The movie in my mind

Many an exile can tell you that they did not choose to leave Cuba. Many an exile will tell you that they did not leave, but were forced off. All will agree that they were witnesses to needless hate, brutality, and the crumbling of a society that was their home. All will testify to fact that in each one of them there is seared with a passionate fire the engraven image of the paradise lost: a detailed map of our Atlantis before it sank into fidel's hell. This image is constantly and habitually polished like a crystal mental heirloom or a bronzed memorial of a loved one. This image is the quest of identity seeking sanity, of reconciling where one came from and where one is now.

I was never born in Cuba, though I was born from a Cuban. I, like so many other Cuban-Americans, grew up hearing the stories of our padres y abuelos. We grew up carving in ourselves the image of our lost home. We traveled through the memories de nuestros padres and saw Cuba, as it was when they were there and as it became through the revolution. Image after image, scene after scene, the obsession of parents to hold on becomes our obsession to not let go. And so we build their memories into ours: streets, people, buildings, faith, peace, fear, death, violence, and finally oppression.

Many of us Cuban-Americans have never been to Cuba. Yet, like nuestros padres y abuelos, we too have engraven images of Cuba within us: religious icons that stand between here and the reality they represent.
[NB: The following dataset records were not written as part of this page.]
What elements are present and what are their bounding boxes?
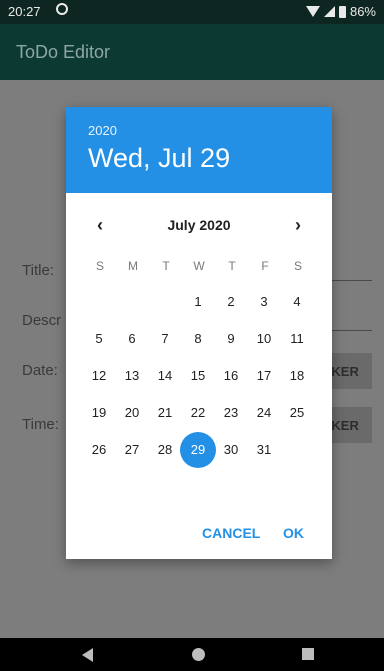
calendar-day[interactable]: 4: [279, 284, 315, 320]
calendar-day-selected[interactable]: 29: [180, 432, 216, 468]
calendar-day[interactable]: 12: [81, 358, 117, 394]
calendar-day[interactable]: 7: [147, 321, 183, 357]
home-icon[interactable]: [192, 648, 205, 661]
signal-icon: [323, 6, 335, 17]
calendar-day[interactable]: 1: [180, 284, 216, 320]
cancel-button[interactable]: CANCEL: [202, 525, 260, 541]
weekday-label: S: [95, 259, 104, 273]
date-picker-dialog: 2020 Wed, Jul 29 ‹ July 2020 › S M T W T…: [66, 107, 332, 559]
weekday-label: T: [162, 259, 170, 273]
selected-date: Wed, Jul 29: [88, 143, 231, 173]
calendar-day[interactable]: 6: [114, 321, 150, 357]
calendar-day[interactable]: 21: [147, 395, 183, 431]
weekday-label: S: [293, 259, 302, 273]
calendar-day[interactable]: 9: [213, 321, 249, 357]
title-label: Title:: [22, 262, 54, 279]
calendar-day[interactable]: 30: [213, 432, 249, 468]
app-title: ToDo Editor: [16, 42, 111, 62]
status-bar: 20:27 86%: [0, 0, 384, 24]
weekday-label: W: [193, 259, 205, 273]
title-input[interactable]: [330, 280, 372, 281]
calendar-day[interactable]: 18: [279, 358, 315, 394]
weekday-label: T: [228, 259, 236, 273]
calendar-day[interactable]: 31: [246, 432, 282, 468]
sync-icon: [56, 3, 68, 15]
weekday-label: F: [261, 259, 269, 273]
calendar-day[interactable]: 17: [246, 358, 282, 394]
status-icons: 86%: [305, 4, 376, 19]
calendar-day[interactable]: 24: [246, 395, 282, 431]
recents-icon[interactable]: [302, 648, 314, 660]
system-nav-bar: [0, 638, 384, 671]
calendar-day[interactable]: 20: [114, 395, 150, 431]
description-label: Descr: [22, 312, 62, 329]
calendar-day[interactable]: 13: [114, 358, 150, 394]
calendar-day[interactable]: 25: [279, 395, 315, 431]
calendar-day[interactable]: 19: [81, 395, 117, 431]
calendar-day[interactable]: 8: [180, 321, 216, 357]
calendar-day[interactable]: 26: [81, 432, 117, 468]
calendar-day[interactable]: 14: [147, 358, 183, 394]
time-label: Time:: [22, 416, 59, 433]
back-icon[interactable]: [82, 648, 93, 662]
calendar-day[interactable]: 22: [180, 395, 216, 431]
ok-button[interactable]: OK: [283, 525, 304, 541]
battery-percent: 86%: [349, 4, 376, 19]
calendar-day[interactable]: 11: [279, 321, 315, 357]
calendar-day[interactable]: 10: [246, 321, 282, 357]
calendar-day[interactable]: 5: [81, 321, 117, 357]
calendar-day[interactable]: 27: [114, 432, 150, 468]
description-input[interactable]: [330, 330, 372, 331]
status-time: 20:27: [8, 4, 41, 19]
calendar-day[interactable]: 15: [180, 358, 216, 394]
weekday-label: M: [128, 259, 138, 273]
app-bar: ToDo Editor: [0, 24, 384, 80]
calendar-day[interactable]: 23: [213, 395, 249, 431]
calendar-day[interactable]: 2: [213, 284, 249, 320]
wifi-icon: [305, 6, 320, 17]
date-label: Date:: [22, 362, 58, 379]
calendar-day[interactable]: 3: [246, 284, 282, 320]
selected-year[interactable]: 2020: [88, 123, 117, 138]
battery-icon: [338, 5, 346, 18]
calendar-day[interactable]: 28: [147, 432, 183, 468]
calendar-day[interactable]: 16: [213, 358, 249, 394]
next-month-icon[interactable]: ›: [288, 215, 308, 236]
dialog-header: 2020 Wed, Jul 29: [66, 107, 332, 193]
They are movies that flicker in our minds: recreations of these stories staring whatever family member telling it and taking place in whatever picture is available. Many of us can spot a picture of Cuba from a mile away, and can tell what part of Cuba it's from. Almost all of us can identify which landmark building is which, or name you the different national symbols of Cuba that many Cubans on the island could even care less about. All of us want freedom on this island, our island, if not for the sake of liberty itself, then for the sake of parents who suffered so greatly under fidel, and who so greatly want to return. Cuba is an uncompleted task for many of us. It is something we find ourselves replaying in our heads, which becomes a driving force against those who sympathize with castro.
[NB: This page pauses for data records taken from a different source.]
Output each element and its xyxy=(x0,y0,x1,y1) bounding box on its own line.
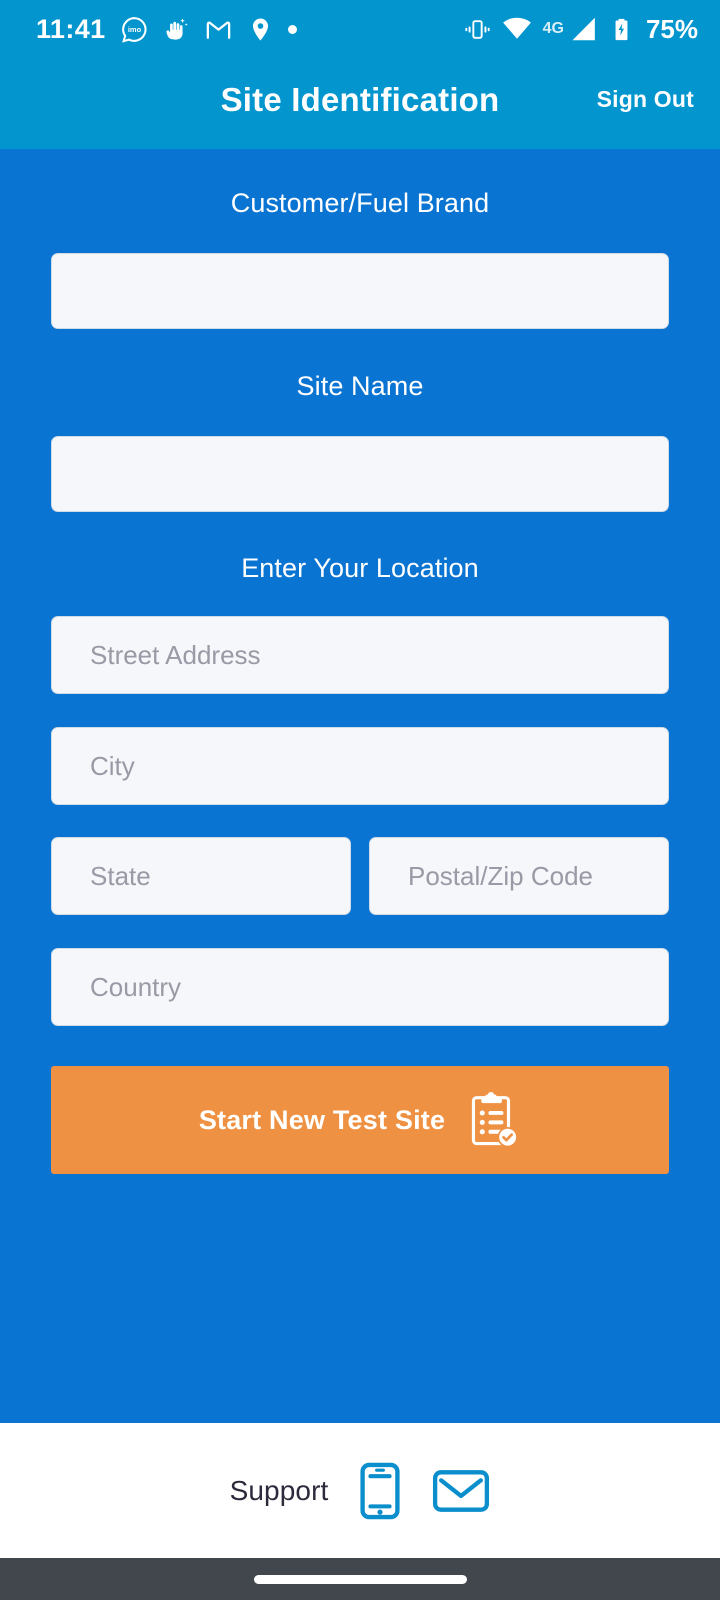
site-identification-form: Customer/Fuel Brand Site Name Enter Your… xyxy=(0,149,720,1423)
street-address-input[interactable] xyxy=(51,616,669,694)
status-bar-right: 4G 75% xyxy=(464,14,698,44)
support-phone-button[interactable] xyxy=(358,1462,402,1520)
sign-out-button[interactable]: Sign Out xyxy=(597,86,694,113)
title-bar: Site Identification Sign Out xyxy=(0,58,720,149)
imo-icon: imo xyxy=(120,15,149,44)
site-name-input[interactable] xyxy=(51,436,669,512)
svg-text:imo: imo xyxy=(127,25,141,34)
status-bar: 11:41 imo 4G 75% xyxy=(0,0,720,58)
app-bar: 11:41 imo 4G 75% Site Identification Sig… xyxy=(0,0,720,149)
battery-percent-label: 75% xyxy=(645,14,698,44)
gmail-icon xyxy=(204,15,233,44)
support-label: Support xyxy=(229,1474,329,1506)
hand-sparkle-icon xyxy=(163,16,190,43)
customer-brand-input[interactable] xyxy=(51,253,669,329)
support-footer: Support xyxy=(0,1423,720,1558)
postal-code-input[interactable] xyxy=(369,837,669,915)
location-section-label: Enter Your Location xyxy=(241,553,479,583)
customer-brand-label: Customer/Fuel Brand xyxy=(230,188,490,218)
dot-icon xyxy=(287,24,297,34)
app-screen: 11:41 imo 4G 75% Site Identification Sig… xyxy=(0,0,720,1600)
clipboard-check-icon xyxy=(467,1091,521,1149)
envelope-icon xyxy=(432,1469,490,1517)
state-input[interactable] xyxy=(51,837,351,915)
network-type-label: 4G xyxy=(542,20,564,37)
state-postal-row xyxy=(51,837,669,915)
site-name-label: Site Name xyxy=(296,371,424,401)
start-new-test-site-button[interactable]: Start New Test Site xyxy=(51,1066,669,1174)
support-email-button[interactable] xyxy=(432,1468,490,1514)
system-navigation-bar xyxy=(0,1558,720,1600)
country-input[interactable] xyxy=(51,948,669,1026)
status-clock: 11:41 xyxy=(36,13,106,44)
home-gesture-pill[interactable] xyxy=(253,1574,467,1584)
signal-bars-icon xyxy=(571,16,598,43)
start-new-test-site-label: Start New Test Site xyxy=(198,1104,446,1135)
location-pin-icon xyxy=(247,16,274,43)
status-bar-left: 11:41 imo xyxy=(36,15,297,44)
city-input[interactable] xyxy=(51,727,669,805)
mobile-phone-icon xyxy=(358,1462,402,1523)
battery-charging-icon xyxy=(609,17,634,42)
vibrate-icon xyxy=(464,16,491,43)
wifi-icon xyxy=(502,14,532,44)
It kills us when ignorant teenyboppers wear Che shirts unaware of the truth. It kills us that so many, who live so well, support this mad man who has made life a living hell. It kills us when so many people are murdered, or detained for exercising their God given right to free speech. And it kills us when family members die never being able to see their beloved island rescued and redeemed.

I know the movie in my mind. I know it well as it is part of who I am, and hopefully, of whom I'll be. The movie, the deep footprints that were laid in my soul by my family, living and dead, are carried with me everywhere: awaiting the day when it will cease playing -awaiting the day where setting my own feet in a free Cuba, come what may, will be a reality.

2 comments:

Robert said...

Great post Songuacassal. You captured the feelings of most of us who've never stepped foot on Cuban soil, yet feel every bit as Cuban as our parents and grandparents.

Henry Louis Gomez said...

"And so we build their memories into ours..."

The hair on the back of my neck stood up when I read that. You really expressed my feelings. Something inside me has definetly clicked in this process of blogging, writing, researching, studying. How can you miss a land you've never seen? It's an interesting question I ask myself every day.